Jones is set to receive the award on Saturday at the Governors Awards in Los Angeles, but said he will participate by video since he is currently in London for a Broadway production of "Driving Miss Daisy" opposite Vanessa Redgrave.
Jones is perhaps best known for his roles in "Field of Dreams," "The Sandlot," "Coming to America" and for voicing legendary characters like Darth Vader in "Star Wars" and Mufasa in "The Lion King."
When recalling how he landed his Darth Vader role, Jones said, "I was broke that summer, and I was offered a job to record some words that didn't have to be lip-synched. My agent said, 'Jimmy, you want a day's work?' and I said, 'Yeah, give it to me!'"

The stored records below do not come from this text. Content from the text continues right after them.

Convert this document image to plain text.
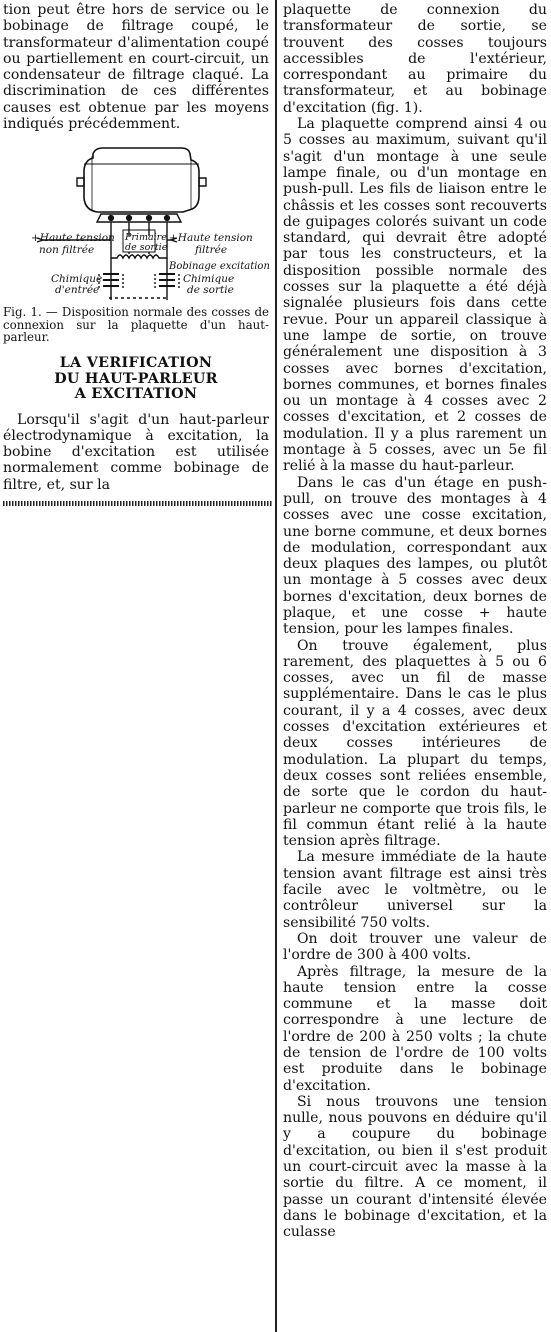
tion peut être hors de service ou le bobinage de filtrage coupé, le transformateur d'alimentation coupé ou partiellement en court-circuit, un condensateur de filtrage claqué. La discrimination de ces différentes causes est obtenue par les moyens indiqués précédemment.

+Haute tension
non filtrée
Primaire
de sortie
+Haute tension
filtrée
Bobinage excitation
Chimique
d'entrée
Chimique
de sortie
Fig. 1. — Disposition normale des cosses de connexion sur la plaquette d'un haut-parleur.
LA VERIFICATION
DU HAUT-PARLEUR
A EXCITATION

Lorsqu'il s'agit d'un haut-parleur électrodynamique à excitation, la bobine d'excitation est utilisée normalement comme bobinage de filtre, et, sur la

plaquette de connexion du transformateur de sortie, se trouvent des cosses toujours accessibles de l'extérieur, correspondant au primaire du transformateur, et au bobinage d'excitation (fig. 1).

La plaquette comprend ainsi 4 ou 5 cosses au maximum, suivant qu'il s'agit d'un montage à une seule lampe finale, ou d'un montage en push-pull. Les fils de liaison entre le châssis et les cosses sont recouverts de guipages colorés suivant un code standard, qui devrait être adopté par tous les constructeurs, et la disposition possible normale des cosses sur la plaquette a été déjà signalée plusieurs fois dans cette revue. Pour un appareil classique à une lampe de sortie, on trouve généralement une disposition à 3 cosses avec bornes d'excitation, bornes communes, et bornes finales ou un montage à 4 cosses avec 2 cosses d'excitation, et 2 cosses de modulation. Il y a plus rarement un montage à 5 cosses, avec un 5e fil relié à la masse du haut-parleur.

Dans le cas d'un étage en push-pull, on trouve des montages à 4 cosses avec une cosse excitation, une borne commune, et deux bornes de modulation, correspondant aux deux plaques des lampes, ou plutôt un montage à 5 cosses avec deux bornes d'excitation, deux bornes de plaque, et une cosse + haute tension, pour les lampes finales.

On trouve également, plus rarement, des plaquettes à 5 ou 6 cosses, avec un fil de masse supplémentaire. Dans le cas le plus courant, il y a 4 cosses, avec deux cosses d'excitation extérieures et deux cosses intérieures de modulation. La plupart du temps, deux cosses sont reliées ensemble, de sorte que le cordon du haut-parleur ne comporte que trois fils, le fil commun étant relié à la haute tension après filtrage.

La mesure immédiate de la haute tension avant filtrage est ainsi très facile avec le voltmètre, ou le contrôleur universel sur la sensibilité 750 volts.

On doit trouver une valeur de l'ordre de 300 à 400 volts.

Après filtrage, la mesure de la haute tension entre la cosse commune et la masse doit correspondre à une lecture de l'ordre de 200 à 250 volts ; la chute de tension de l'ordre de 100 volts est produite dans le bobinage d'excitation.

Si nous trouvons une tension nulle, nous pouvons en déduire qu'il y a coupure du bobinage d'excitation, ou bien il s'est produit un court-circuit avec la masse à la sortie du filtre. A ce moment, il passe un courant d'intensité élevée dans le bobinage d'excitation, et la culasse
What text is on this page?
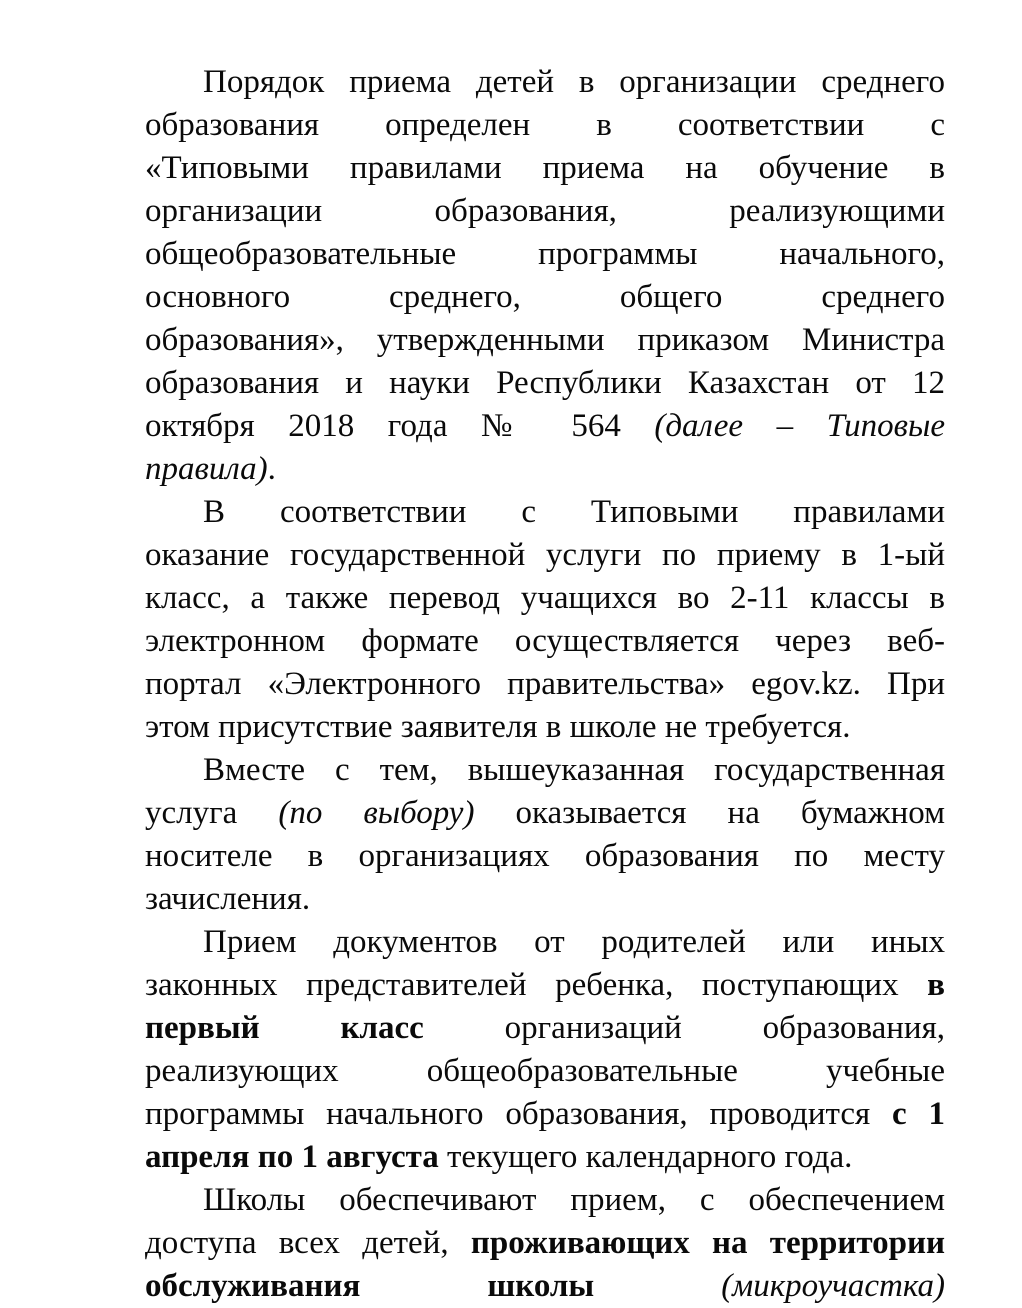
Порядок приема детей в организации среднего
образования определен в соответствии с
«Типовыми правилами приема на обучение в
организации образования, реализующими
общеобразовательные программы начального,
основного среднего, общего среднего
образования», утвержденными приказом Министра
образования и науки Республики Казахстан от 12
октября 2018 года № 564 (далее – Типовые
правила).
В соответствии с Типовыми правилами
оказание государственной услуги по приему в 1-ый
класс, а также перевод учащихся во 2-11 классы в
электронном формате осуществляется через веб-
портал «Электронного правительства» egov.kz. При
этом присутствие заявителя в школе не требуется.
Вместе с тем, вышеуказанная государственная
услуга (по выбору) оказывается на бумажном
носителе в организациях образования по месту
зачисления.
Прием документов от родителей или иных
законных представителей ребенка, поступающих в
первый класс организаций образования,
реализующих общеобразовательные учебные
программы начального образования, проводится с 1
апреля по 1 августа текущего календарного года.
Школы обеспечивают прием, с обеспечением
доступа всех детей, проживающих на территории
обслуживания школы (микроучастка)
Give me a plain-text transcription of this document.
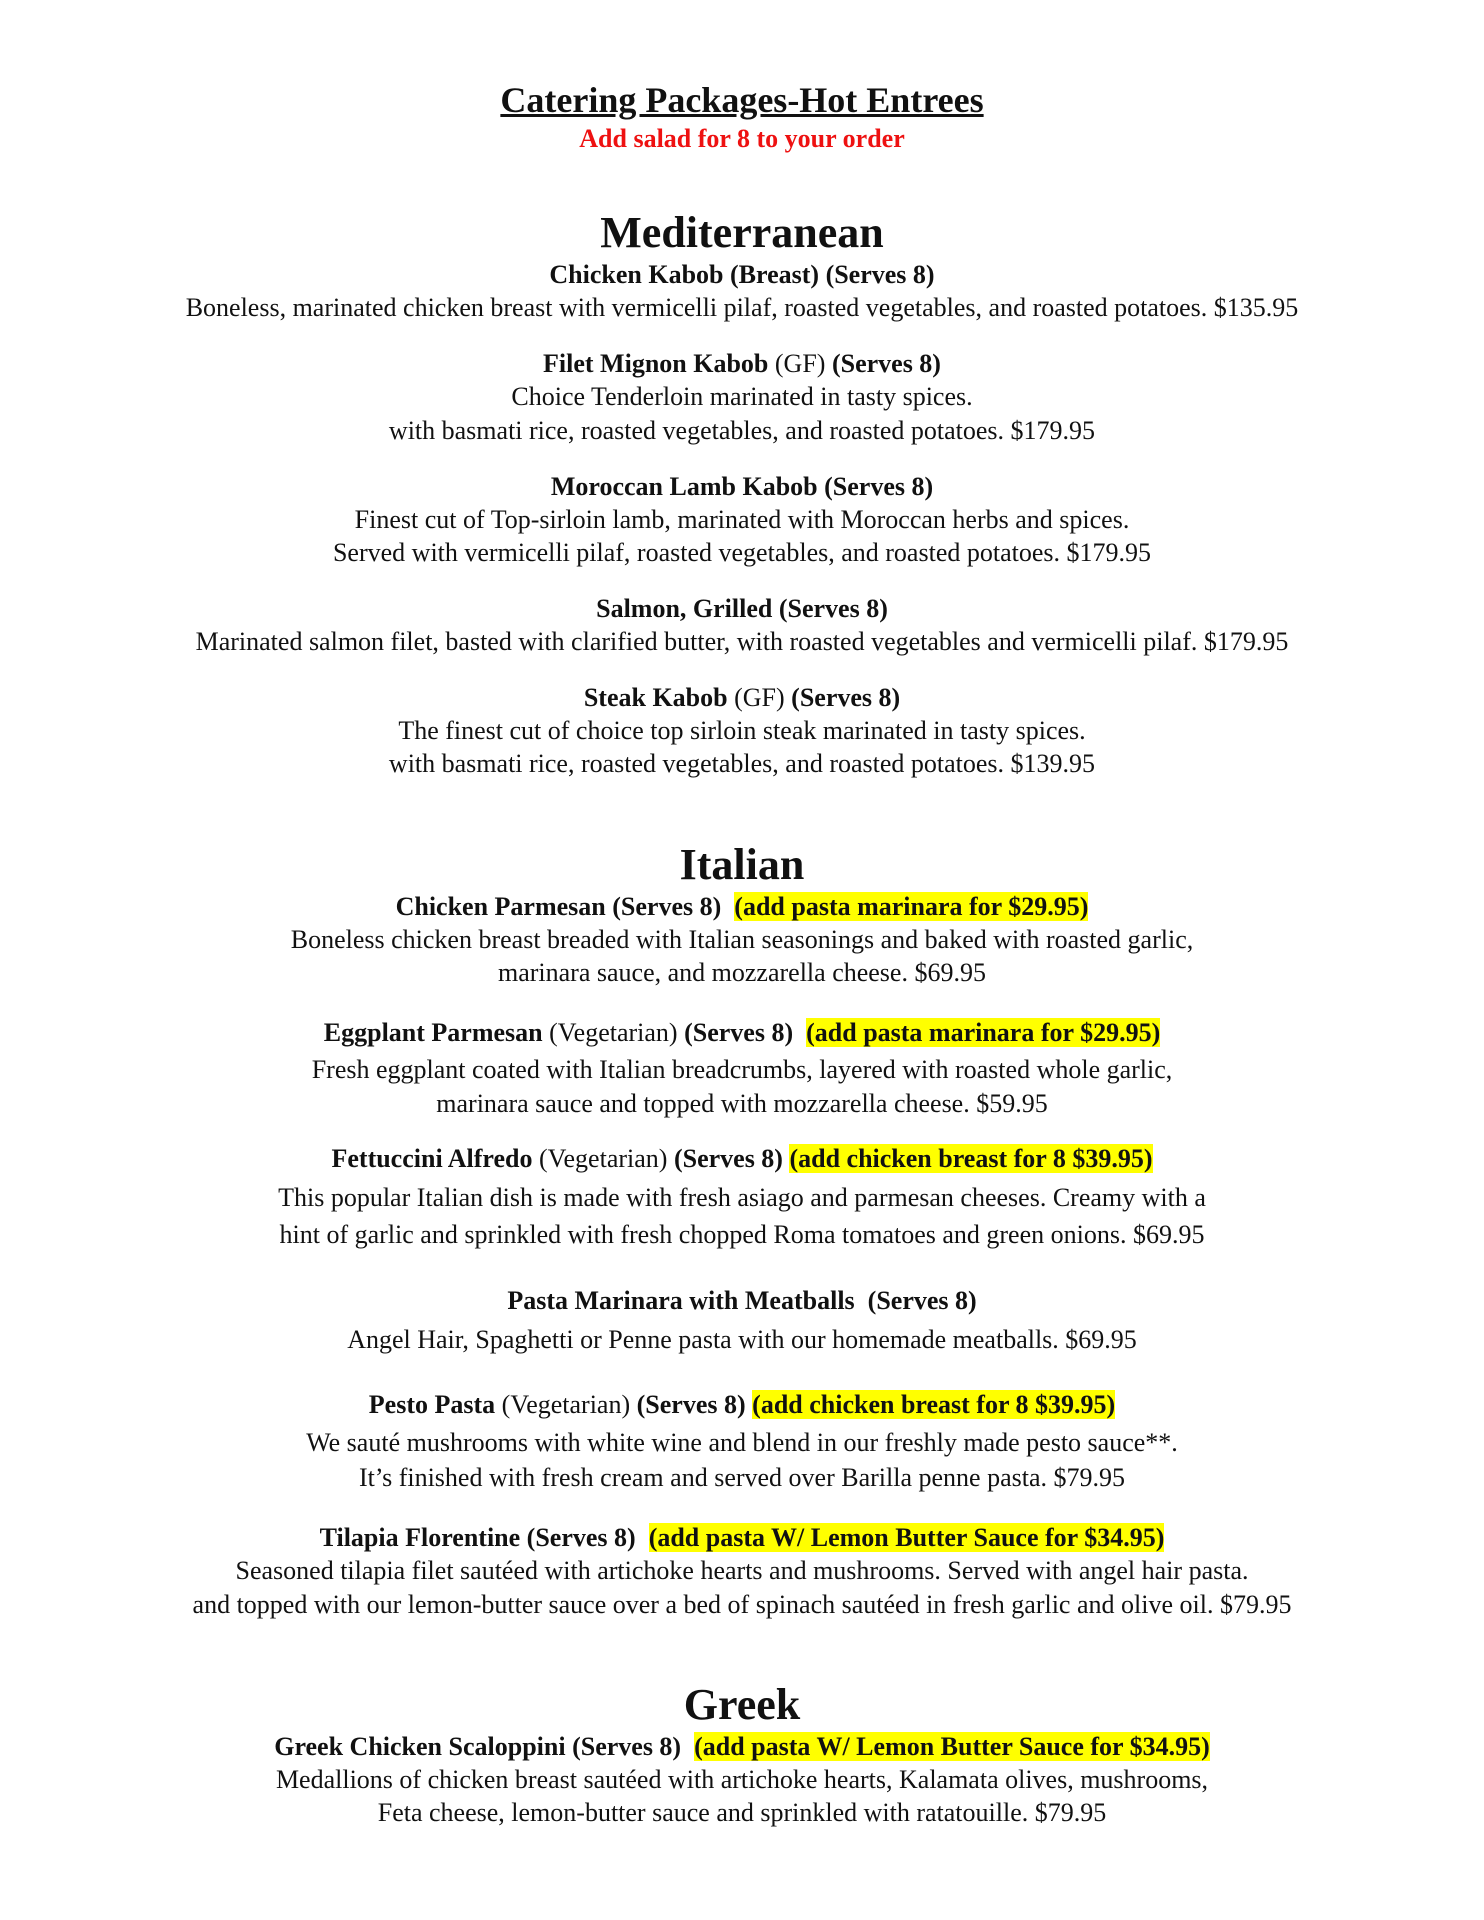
Catering Packages-Hot Entrees
Add salad for 8 to your order
Mediterranean
Chicken Kabob (Breast) (Serves 8)
Boneless, marinated chicken breast with vermicelli pilaf, roasted vegetables, and roasted potatoes. $135.95
Filet Mignon Kabob (GF) (Serves 8)
Choice Tenderloin marinated in tasty spices.
with basmati rice, roasted vegetables, and roasted potatoes. $179.95
Moroccan Lamb Kabob (Serves 8)
Finest cut of Top-sirloin lamb, marinated with Moroccan herbs and spices.
Served with vermicelli pilaf, roasted vegetables, and roasted potatoes. $179.95
Salmon, Grilled (Serves 8)
Marinated salmon filet, basted with clarified butter, with roasted vegetables and vermicelli pilaf. $179.95
Steak Kabob (GF) (Serves 8)
The finest cut of choice top sirloin steak marinated in tasty spices.
with basmati rice, roasted vegetables, and roasted potatoes. $139.95
Italian
Chicken Parmesan (Serves 8) (add pasta marinara for $29.95)
Boneless chicken breast breaded with Italian seasonings and baked with roasted garlic,
marinara sauce, and mozzarella cheese. $69.95
Eggplant Parmesan (Vegetarian) (Serves 8) (add pasta marinara for $29.95)
Fresh eggplant coated with Italian breadcrumbs, layered with roasted whole garlic,
marinara sauce and topped with mozzarella cheese. $59.95
Fettuccini Alfredo (Vegetarian) (Serves 8) (add chicken breast for 8 $39.95)
This popular Italian dish is made with fresh asiago and parmesan cheeses. Creamy with a
hint of garlic and sprinkled with fresh chopped Roma tomatoes and green onions. $69.95
Pasta Marinara with Meatballs (Serves 8)
Angel Hair, Spaghetti or Penne pasta with our homemade meatballs. $69.95
Pesto Pasta (Vegetarian) (Serves 8) (add chicken breast for 8 $39.95)
We sauté mushrooms with white wine and blend in our freshly made pesto sauce**.
It’s finished with fresh cream and served over Barilla penne pasta. $79.95
Tilapia Florentine (Serves 8) (add pasta W/ Lemon Butter Sauce for $34.95)
Seasoned tilapia filet sautéed with artichoke hearts and mushrooms. Served with angel hair pasta.
and topped with our lemon-butter sauce over a bed of spinach sautéed in fresh garlic and olive oil. $79.95
Greek
Greek Chicken Scaloppini (Serves 8) (add pasta W/ Lemon Butter Sauce for $34.95)
Medallions of chicken breast sautéed with artichoke hearts, Kalamata olives, mushrooms,
Feta cheese, lemon-butter sauce and sprinkled with ratatouille. $79.95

Director George Lucas was less casual about the decision, after passing on Orson Welles for the role, he said he knew he found it in Jones.
"Once I told him what I wanted, that it didn't need to be mechanical and that I wanted it to have some emotion, but not be overly emotional, he found that sweet spot," Lucas remembers. "He gave it depth and rounded the character out simply with the power of his voice and his acting abilities."
Jones told Variety that he realized early on that he needed to be open to film, radio, TV and commercials in order to support his family and though he has often portrayed noble characters, the actor said he prefers the everyday guy.
"I like what Shakespeare called 'the elemental men' -- the men who have no sophistication to hide anything they really are," Jones told Variety. "And if I play an admiral, I try to boil him down to his essence too, so he's also an elemental man, as best I can."
Jones' former co-stars harped on the actor's humility, kindness and gentleness.
"The idea of behaving like a star is a terrible waste of time and a terrible waste of feeling," Jones said.
The 80-year-old actor was nominated for an Oscar for his leading role in the 1970 film "The Great White Hope," which had been adapted from the stage and earned Jones a Tony Award. Jones was only the second black actor to be honored with an Oscar nomination at the time.
Jones won two Emmy Awards in 1991 for his roles in "Heat Wave" and "Gabriel's Fire." He was nominated for eight Emmys in total. He was also nominated for five Golden Globe Awards, taking one home in 1971 in the now-defunct Most Promising Newcomer category for his role in "The Great White Hope."
Jones is still busy, performing "Driving Miss Daisy" in London and recently wrapping "Gimme Shelter," which stars Vanessa Hudgens and Rosario Dawson. But despite his illustrious career, Jones is still waiting for his big role.
"Even at my age, I haven't done the film yet that I can say, 'This is my legacy on film.' I'm still looking for it."